The Working Waterfront

The noise of life after war

PTSD given room to roam on Maine island

Tina Cohen
Posted 2021-10-06
Last Modified 2021-10-20

Silence: A Novel
By William Carpenter (2021)

Reading Silence: A Novel, by Maine author and College of the Atlantic professor William Carpenter, made me think of traversing the terrain of a Penobscot Bay rocky island—which is largely the setting for this story.

One needs to stay constantly aware of the twists and turns of both landscape and story. There is a vigilance required, sometimes an exhausting demand. But while exploring an island can also include a bracing dip, beach combing, or a picnic—activities that refresh and recharge us—Silence provides no respite.

There’s a good reason for that. The story has us in the throes of PTSD, vicariously experiencing flashbacks, anxiety, and depression.

After combat duty, Nick Colonna—whose story this is, set in 2006—returns home from Iraq, having lost his hearing while under attack and haunted by the death of two soldiers he served with. He is told his deafness and PTSD could be helped—there’s cochlear implants, therapy, psychiatric medications. But it seems complicated by survivor guilt, a question of why and if he deserves to live.

The story shows us all the ways Nick did stop living, did lose his life in that war.

When he returns to his parents’ home to recover, a place Carpenter calls Ledgeport, Maine (a lot like the Rockland area), we see the best intentions of family and friends to help, as well as services available at the nearby Veterans Hospital (i.e. Togus). But Nick is unreachable, seeing danger and threats everywhere, and distrustful of everything.

His hope for escape is to go to a small island off the coast, close enough to reach with a rowed dory. Privately owned, it was now home to feral sheep with rare visits by the family. He had camped on it one night long ago with a girlfriend, a romance he realizes has clearly ended. He was once happy there; could he be again?

Carpenter offers us this: “He came to this island either to remember or forget.”

Nick is able, ingeniously, to rebuild a derelict dwelling and make a bearable life for himself. He hunts, fishes, forages, and gets some home-cooked food and other supplies his father periodically delivers.

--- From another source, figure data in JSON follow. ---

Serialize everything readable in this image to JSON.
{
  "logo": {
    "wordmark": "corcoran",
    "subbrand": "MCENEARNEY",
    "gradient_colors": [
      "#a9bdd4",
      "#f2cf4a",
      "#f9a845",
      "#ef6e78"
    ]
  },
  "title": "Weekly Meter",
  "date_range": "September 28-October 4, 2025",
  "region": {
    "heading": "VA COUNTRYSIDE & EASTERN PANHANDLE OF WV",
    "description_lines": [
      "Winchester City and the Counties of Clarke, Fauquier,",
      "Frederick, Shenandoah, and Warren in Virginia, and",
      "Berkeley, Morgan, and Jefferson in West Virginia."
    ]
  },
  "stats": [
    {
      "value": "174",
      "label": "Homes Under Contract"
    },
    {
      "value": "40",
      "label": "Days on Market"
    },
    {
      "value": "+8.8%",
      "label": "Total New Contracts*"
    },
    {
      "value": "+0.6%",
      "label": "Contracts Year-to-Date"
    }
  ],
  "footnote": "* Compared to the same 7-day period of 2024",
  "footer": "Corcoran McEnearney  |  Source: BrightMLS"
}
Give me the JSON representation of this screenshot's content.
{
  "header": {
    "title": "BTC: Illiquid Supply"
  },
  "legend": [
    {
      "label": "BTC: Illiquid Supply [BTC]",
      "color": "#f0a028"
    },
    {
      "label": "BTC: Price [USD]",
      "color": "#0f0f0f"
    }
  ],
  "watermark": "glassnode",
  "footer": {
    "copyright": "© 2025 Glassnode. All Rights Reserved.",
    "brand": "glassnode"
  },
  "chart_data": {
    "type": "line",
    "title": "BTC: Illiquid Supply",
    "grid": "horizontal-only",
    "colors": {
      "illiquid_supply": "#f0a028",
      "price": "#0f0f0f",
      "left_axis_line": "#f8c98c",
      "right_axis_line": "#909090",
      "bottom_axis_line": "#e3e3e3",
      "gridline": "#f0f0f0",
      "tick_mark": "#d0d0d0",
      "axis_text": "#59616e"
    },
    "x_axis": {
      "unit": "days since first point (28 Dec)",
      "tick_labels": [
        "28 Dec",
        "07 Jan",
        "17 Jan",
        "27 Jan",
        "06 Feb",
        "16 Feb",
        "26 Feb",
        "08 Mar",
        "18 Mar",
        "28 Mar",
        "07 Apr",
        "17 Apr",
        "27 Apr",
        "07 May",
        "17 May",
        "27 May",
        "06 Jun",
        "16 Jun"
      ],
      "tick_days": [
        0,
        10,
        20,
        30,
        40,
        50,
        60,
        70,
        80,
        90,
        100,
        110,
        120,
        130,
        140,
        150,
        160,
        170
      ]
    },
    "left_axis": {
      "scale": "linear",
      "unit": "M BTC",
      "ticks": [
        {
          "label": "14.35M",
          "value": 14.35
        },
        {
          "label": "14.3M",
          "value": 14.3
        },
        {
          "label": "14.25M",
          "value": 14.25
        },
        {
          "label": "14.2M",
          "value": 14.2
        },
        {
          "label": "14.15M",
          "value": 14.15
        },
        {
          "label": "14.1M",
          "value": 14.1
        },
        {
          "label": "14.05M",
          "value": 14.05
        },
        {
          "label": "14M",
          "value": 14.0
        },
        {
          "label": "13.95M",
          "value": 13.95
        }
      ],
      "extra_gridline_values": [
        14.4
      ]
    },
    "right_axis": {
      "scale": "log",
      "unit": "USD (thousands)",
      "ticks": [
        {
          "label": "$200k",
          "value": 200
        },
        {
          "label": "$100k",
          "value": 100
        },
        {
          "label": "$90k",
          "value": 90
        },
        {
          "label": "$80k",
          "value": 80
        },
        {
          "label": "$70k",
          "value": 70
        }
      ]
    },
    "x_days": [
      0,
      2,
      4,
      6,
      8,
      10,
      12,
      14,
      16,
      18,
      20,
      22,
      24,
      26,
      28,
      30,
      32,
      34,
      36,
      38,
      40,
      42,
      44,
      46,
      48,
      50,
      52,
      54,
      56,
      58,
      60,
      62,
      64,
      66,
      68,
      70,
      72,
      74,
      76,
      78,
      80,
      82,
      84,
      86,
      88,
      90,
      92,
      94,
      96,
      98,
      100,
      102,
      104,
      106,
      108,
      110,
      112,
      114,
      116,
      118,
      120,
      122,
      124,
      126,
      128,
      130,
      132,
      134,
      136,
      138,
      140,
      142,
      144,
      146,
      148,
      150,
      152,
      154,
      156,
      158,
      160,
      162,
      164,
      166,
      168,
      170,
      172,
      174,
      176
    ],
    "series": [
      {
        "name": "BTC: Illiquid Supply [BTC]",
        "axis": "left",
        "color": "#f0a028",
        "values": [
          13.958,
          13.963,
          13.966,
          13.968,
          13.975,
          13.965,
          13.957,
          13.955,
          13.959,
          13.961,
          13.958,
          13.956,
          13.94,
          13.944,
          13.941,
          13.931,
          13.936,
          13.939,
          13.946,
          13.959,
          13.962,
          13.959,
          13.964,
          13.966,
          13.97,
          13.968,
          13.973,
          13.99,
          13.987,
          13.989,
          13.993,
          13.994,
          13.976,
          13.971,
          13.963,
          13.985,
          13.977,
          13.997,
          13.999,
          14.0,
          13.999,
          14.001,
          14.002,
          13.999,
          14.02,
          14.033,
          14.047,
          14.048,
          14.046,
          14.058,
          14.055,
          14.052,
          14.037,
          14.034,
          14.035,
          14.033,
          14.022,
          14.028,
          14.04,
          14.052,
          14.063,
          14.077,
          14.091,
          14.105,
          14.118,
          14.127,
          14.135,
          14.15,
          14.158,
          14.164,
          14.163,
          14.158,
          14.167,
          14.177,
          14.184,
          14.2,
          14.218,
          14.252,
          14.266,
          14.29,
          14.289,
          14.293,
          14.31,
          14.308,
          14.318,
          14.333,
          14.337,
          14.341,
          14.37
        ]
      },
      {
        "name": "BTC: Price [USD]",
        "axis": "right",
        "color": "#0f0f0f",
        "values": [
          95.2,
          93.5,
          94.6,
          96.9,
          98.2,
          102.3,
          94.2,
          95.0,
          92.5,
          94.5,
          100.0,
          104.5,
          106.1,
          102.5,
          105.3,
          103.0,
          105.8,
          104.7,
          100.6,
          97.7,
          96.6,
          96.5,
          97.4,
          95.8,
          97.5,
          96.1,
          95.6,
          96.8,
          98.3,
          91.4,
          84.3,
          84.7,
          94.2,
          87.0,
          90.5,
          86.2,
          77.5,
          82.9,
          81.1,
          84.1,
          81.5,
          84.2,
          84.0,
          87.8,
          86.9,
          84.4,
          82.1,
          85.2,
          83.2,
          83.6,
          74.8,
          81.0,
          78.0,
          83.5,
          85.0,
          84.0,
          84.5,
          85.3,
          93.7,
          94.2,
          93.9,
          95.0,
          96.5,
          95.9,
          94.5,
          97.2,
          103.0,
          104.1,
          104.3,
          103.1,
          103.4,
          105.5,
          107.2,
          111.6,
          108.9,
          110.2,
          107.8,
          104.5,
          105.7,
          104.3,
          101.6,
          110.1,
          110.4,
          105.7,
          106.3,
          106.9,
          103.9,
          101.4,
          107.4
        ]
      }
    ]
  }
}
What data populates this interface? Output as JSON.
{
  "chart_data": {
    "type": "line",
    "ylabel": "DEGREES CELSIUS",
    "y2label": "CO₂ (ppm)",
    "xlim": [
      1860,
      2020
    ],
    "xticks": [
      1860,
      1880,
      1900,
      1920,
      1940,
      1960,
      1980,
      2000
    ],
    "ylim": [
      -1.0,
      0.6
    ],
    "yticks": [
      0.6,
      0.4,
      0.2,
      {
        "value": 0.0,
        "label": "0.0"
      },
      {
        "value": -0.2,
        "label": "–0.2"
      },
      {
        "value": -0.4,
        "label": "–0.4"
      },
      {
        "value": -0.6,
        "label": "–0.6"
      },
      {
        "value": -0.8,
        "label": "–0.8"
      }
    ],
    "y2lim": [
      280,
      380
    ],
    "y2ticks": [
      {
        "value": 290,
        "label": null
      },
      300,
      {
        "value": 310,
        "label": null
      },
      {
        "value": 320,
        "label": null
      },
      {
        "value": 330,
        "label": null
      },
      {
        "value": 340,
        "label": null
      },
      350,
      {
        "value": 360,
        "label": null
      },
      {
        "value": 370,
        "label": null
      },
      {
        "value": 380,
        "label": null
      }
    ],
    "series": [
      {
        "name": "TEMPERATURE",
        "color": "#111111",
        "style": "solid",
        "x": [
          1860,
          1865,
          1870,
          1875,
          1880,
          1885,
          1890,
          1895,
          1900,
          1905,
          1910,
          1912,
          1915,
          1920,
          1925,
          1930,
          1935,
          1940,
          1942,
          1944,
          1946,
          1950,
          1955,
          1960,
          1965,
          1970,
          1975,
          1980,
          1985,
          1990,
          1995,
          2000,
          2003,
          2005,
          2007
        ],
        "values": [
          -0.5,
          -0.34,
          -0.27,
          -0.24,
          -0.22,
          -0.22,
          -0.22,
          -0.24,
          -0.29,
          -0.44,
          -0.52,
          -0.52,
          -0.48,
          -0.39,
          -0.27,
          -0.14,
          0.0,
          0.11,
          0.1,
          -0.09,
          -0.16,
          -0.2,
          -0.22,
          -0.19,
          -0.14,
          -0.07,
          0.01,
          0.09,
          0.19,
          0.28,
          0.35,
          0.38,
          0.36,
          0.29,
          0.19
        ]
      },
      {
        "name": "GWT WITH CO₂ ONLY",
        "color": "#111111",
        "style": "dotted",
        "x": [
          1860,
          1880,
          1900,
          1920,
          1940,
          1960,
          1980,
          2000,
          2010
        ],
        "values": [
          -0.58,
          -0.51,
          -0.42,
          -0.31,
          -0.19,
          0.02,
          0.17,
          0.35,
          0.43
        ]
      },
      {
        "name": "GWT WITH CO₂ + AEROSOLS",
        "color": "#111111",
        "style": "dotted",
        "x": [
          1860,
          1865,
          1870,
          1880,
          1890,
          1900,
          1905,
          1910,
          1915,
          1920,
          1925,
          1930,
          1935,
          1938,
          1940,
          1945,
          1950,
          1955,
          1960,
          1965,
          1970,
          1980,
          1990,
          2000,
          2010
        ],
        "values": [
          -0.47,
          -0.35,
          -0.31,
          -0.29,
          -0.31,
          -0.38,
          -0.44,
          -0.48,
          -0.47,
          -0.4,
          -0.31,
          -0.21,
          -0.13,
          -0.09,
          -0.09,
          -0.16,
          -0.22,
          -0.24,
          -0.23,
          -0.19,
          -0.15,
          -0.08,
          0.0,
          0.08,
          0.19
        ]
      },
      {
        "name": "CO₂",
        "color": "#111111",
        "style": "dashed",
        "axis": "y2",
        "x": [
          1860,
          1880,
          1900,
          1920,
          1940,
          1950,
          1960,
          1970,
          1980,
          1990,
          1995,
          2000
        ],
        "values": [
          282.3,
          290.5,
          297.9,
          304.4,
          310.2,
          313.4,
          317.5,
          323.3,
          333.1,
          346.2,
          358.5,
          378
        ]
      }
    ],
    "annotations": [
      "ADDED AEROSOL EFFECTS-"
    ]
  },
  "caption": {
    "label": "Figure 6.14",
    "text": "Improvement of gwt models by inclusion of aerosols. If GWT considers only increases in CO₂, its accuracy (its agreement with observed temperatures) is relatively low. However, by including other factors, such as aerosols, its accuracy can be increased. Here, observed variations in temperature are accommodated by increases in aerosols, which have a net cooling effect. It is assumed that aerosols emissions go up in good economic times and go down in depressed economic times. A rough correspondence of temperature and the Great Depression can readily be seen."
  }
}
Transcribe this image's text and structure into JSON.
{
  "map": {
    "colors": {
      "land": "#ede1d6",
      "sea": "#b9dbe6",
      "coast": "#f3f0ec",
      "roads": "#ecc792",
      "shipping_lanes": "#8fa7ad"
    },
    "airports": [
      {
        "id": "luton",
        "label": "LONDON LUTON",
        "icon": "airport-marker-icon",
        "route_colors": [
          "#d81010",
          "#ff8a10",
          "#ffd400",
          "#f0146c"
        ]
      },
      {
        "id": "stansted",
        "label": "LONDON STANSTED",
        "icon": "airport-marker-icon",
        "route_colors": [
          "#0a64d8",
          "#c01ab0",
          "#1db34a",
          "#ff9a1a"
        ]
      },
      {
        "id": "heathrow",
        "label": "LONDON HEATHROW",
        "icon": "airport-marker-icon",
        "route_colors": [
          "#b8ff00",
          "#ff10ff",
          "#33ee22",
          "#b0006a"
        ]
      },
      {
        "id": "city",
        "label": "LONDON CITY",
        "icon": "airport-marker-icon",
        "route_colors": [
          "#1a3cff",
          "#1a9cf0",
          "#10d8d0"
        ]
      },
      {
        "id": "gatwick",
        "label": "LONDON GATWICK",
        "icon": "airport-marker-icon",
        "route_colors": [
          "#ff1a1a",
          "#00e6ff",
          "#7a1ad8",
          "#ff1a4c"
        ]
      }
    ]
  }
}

He studies Henry David Thoreau’s classic, Walden, Or, Life in the Woods, finding inspiration in the author’s paean to self-reliance and individualism. Nick occasionally goes into town and on one trip, researches artifacts he has uncovered on the island, implements made by the Red Paint People, indigenous people in the area about 6,000 years ago.

He also eventually meets family members, beginning with Julia, a young woman about Nick’s age, who is bitter that the rest of her family has approved plans to build a luxury house there, a kind of family residence/hotel resort with amenities like a helipad and tennis courts. (The island seems a mash-up of a variety of real ones, including Hurricane, adjacent to Vinalhaven.)

Because the island will require major deforestation and bulldozing, Nick accepts a job initially running a chain saw. Later, he employs his finish carpentry and masonry skills in the house. He both destroys and creates—it’s a fundamental paradox the book highlights.

Carpenter surely imagines war embodies that as well: in the name of peace, with the hope of creating something better, we instead wreak death and destruction.

The book suggests many questions, such as who fights in wars and why. As someone working as a therapist, I found it very effectively conveyed the impact and experience of PTSD and shows why it is so often misunderstood and under-treated.

We watch heroic and idealistic Nick, having volunteered to serve and thinking he’d help avenge the 9/11 attacks on his beloved country, become a victim of violence as well. Carpenter seems to be saying there’s no winners in a war; rather it makes losers of us all.

Tina Cohen is a therapist who lives seasonally on Vinalhaven.